Document Management: Seeing Double

An election promise: There will be a car in every garage, a chicken in every pot, and two monitors on every desktop.

Okay, so that's not the standard promise. So forget the car and the chicken--but the possibility of accounting firms and other heavy-duty paper handlers ending up with a monitor population that's twice the current level is fairly likely.

Because in the attempt to displace paper--or at least reduce its use--many feel the usual system of one monitor per desktop is self-defeating. As one observer pointed out, accountants compare things, and generally, they are going to print out documents to compare them to the one-screen image, since most monitors don't have enough display area to compare documents side by side. Thus, the need for a second monitor becomes important in cutting down print outs.
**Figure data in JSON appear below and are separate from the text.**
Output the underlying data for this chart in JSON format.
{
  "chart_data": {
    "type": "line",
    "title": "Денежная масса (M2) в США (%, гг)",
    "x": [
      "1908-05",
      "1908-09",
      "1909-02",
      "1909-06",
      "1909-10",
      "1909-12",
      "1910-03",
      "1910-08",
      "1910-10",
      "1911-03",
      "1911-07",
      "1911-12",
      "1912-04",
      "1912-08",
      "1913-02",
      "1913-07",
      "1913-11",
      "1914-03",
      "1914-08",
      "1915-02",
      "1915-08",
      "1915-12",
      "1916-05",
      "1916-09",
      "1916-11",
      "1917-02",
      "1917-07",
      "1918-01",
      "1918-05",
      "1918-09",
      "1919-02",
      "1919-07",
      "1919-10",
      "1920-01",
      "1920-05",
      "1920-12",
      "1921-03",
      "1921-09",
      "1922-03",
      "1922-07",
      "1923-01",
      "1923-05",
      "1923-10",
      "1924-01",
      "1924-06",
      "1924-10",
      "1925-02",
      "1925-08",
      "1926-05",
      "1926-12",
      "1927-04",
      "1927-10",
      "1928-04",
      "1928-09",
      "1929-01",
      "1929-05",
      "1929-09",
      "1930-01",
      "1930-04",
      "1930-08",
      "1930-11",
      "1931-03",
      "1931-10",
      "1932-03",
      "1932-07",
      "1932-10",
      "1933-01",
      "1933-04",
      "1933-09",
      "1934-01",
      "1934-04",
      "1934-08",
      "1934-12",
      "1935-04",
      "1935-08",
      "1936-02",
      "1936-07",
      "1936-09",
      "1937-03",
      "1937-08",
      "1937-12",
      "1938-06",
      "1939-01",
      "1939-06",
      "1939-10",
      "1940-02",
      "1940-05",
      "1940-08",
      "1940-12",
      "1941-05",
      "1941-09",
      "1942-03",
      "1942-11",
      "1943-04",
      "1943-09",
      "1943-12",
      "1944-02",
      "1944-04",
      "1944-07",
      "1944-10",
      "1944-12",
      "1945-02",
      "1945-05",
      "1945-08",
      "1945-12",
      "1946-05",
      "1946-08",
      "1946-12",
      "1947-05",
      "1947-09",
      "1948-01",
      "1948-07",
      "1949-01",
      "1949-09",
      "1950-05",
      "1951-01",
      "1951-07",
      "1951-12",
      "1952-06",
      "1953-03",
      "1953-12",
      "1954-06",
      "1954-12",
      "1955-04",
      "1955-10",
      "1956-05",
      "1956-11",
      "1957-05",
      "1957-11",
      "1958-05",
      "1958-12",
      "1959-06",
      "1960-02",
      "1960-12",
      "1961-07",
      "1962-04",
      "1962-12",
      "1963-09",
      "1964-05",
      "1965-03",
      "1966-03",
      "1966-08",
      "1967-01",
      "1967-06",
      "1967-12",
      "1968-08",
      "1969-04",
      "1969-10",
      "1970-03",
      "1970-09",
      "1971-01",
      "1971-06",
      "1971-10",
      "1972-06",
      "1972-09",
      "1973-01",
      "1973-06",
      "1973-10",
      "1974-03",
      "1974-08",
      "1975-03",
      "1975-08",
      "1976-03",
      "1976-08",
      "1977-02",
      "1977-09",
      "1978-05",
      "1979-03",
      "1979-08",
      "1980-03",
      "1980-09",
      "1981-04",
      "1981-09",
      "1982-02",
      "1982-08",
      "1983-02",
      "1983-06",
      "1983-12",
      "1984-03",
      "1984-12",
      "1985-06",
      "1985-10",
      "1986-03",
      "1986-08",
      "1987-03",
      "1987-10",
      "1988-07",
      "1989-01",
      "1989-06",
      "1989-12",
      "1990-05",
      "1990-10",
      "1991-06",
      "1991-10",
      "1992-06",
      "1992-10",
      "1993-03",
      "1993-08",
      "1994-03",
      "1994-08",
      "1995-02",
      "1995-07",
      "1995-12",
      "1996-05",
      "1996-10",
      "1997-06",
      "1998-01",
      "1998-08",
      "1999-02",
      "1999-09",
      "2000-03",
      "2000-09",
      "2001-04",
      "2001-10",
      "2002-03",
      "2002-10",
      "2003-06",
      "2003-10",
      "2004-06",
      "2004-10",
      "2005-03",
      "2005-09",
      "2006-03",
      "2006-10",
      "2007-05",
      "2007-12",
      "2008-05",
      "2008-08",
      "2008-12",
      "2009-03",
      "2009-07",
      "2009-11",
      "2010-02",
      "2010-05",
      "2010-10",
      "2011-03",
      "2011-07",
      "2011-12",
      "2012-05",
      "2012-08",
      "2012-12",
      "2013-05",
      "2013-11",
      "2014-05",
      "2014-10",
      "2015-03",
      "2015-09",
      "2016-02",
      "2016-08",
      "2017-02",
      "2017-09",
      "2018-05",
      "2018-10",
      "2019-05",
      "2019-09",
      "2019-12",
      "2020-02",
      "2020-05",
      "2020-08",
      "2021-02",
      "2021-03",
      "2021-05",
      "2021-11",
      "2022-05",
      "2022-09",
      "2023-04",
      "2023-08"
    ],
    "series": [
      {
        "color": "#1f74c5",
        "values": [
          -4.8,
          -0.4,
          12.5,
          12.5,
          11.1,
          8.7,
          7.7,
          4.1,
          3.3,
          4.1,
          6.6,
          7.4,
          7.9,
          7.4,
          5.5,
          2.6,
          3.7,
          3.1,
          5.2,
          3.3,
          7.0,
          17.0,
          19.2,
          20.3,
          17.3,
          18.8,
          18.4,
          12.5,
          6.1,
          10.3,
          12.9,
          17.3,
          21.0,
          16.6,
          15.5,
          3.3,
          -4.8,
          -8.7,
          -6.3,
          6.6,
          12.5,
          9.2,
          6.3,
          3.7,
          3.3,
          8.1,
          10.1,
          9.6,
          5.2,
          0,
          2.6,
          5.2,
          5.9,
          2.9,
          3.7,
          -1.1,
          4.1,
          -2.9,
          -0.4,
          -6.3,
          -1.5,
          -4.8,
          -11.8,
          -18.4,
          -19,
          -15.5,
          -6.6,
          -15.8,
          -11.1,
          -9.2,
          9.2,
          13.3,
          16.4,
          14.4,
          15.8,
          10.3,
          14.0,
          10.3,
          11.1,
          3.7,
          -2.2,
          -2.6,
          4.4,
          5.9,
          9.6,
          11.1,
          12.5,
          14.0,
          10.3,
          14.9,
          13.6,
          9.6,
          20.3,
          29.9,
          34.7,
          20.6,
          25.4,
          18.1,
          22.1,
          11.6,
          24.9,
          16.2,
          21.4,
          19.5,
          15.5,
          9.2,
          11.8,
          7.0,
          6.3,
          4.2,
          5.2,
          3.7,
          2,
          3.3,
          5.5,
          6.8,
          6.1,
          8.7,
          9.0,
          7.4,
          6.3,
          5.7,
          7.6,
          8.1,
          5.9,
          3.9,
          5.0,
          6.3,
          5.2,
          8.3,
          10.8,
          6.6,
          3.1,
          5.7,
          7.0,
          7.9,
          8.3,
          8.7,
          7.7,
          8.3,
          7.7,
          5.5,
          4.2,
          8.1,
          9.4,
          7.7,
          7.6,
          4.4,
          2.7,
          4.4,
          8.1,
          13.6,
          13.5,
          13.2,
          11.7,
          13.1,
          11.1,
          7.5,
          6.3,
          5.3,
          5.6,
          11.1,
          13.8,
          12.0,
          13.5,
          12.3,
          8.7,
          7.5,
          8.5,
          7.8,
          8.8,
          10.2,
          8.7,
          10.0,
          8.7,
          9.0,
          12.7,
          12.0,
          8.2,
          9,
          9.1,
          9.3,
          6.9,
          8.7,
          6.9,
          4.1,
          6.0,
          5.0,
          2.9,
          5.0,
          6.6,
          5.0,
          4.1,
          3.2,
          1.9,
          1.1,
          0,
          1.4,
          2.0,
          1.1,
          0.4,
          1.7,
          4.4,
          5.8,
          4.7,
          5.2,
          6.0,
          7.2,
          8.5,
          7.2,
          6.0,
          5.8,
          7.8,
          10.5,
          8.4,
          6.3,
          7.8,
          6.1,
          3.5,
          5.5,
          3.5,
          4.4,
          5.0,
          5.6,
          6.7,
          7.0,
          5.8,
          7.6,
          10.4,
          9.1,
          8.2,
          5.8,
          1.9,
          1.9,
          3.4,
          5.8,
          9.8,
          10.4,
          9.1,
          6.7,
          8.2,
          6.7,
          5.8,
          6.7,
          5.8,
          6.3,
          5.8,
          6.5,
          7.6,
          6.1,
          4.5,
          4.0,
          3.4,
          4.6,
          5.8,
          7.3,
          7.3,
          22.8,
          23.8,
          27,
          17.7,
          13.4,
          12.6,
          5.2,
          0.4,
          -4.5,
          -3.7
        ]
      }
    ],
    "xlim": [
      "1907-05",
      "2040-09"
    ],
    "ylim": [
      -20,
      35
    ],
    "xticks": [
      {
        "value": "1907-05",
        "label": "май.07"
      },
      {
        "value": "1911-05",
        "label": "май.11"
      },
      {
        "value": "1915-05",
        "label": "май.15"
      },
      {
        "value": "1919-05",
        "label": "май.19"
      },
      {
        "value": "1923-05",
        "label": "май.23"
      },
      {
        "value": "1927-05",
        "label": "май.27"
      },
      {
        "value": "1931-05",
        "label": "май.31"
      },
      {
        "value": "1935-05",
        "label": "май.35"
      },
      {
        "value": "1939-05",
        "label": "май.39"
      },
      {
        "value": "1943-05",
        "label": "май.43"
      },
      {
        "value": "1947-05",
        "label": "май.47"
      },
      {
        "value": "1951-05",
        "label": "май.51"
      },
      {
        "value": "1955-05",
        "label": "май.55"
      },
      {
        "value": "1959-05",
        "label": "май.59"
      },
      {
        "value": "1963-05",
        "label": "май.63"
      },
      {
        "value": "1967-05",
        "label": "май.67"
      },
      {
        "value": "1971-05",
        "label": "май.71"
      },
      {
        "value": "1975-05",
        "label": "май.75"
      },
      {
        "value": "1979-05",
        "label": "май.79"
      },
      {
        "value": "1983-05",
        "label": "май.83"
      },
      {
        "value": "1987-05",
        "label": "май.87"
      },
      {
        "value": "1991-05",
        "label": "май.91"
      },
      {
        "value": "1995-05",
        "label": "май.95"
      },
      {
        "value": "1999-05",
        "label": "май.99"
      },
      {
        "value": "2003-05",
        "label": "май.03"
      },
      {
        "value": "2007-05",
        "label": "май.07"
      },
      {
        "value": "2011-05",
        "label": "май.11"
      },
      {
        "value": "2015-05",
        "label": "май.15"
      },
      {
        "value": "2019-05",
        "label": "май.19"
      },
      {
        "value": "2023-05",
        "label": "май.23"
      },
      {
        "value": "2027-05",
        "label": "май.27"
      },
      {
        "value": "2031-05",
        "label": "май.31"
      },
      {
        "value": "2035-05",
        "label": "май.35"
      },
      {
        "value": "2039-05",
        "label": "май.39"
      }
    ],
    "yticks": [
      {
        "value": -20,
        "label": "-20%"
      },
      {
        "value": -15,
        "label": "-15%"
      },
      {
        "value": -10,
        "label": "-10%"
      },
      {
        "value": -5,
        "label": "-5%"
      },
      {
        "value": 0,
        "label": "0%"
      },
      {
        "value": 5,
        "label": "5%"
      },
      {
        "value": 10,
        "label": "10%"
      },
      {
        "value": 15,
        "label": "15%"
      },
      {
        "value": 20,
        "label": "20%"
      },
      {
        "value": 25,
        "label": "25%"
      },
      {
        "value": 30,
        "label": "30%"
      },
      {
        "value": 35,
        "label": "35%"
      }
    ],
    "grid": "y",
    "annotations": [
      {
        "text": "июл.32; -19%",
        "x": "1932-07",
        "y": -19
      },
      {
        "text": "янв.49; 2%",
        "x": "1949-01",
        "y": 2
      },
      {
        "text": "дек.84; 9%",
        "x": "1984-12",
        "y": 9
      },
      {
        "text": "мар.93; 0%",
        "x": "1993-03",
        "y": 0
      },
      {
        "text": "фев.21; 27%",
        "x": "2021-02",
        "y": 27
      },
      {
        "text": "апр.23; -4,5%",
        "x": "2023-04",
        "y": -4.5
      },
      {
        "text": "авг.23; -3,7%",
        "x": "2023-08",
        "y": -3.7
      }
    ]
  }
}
And if you think this is unlikely in the world of accounting firms, think again. Firms that have implemented or are thinking of implementing document management systems are doubling up on their displays. WithumSmith+Brown, a New Jersey firm, got 200 more monitors for its 200 computer users, although the first monitor is more often a dockable notebook system with a display than a traditional CRT. (Actually, the CRTs are out the door.) The firm also gave each staffer a scanner.

The one thing that makes this spread of hardware bearable is the fact that flat-screen displays are now affordable and workers won't have to have two monitors the size of aircraft engines hogging the available space.

The belief is that the two-monitor system does work. But like everything else in technology, it goes to show that automating a process seems to generate the need for more technology. Monitors and scanners, am I forgetting something? Oh yes, if you are going to have workers in different sites viewing the same documents, how is your bandwidth?

Remember when you could just give somebody a pencil and tell them to get to work?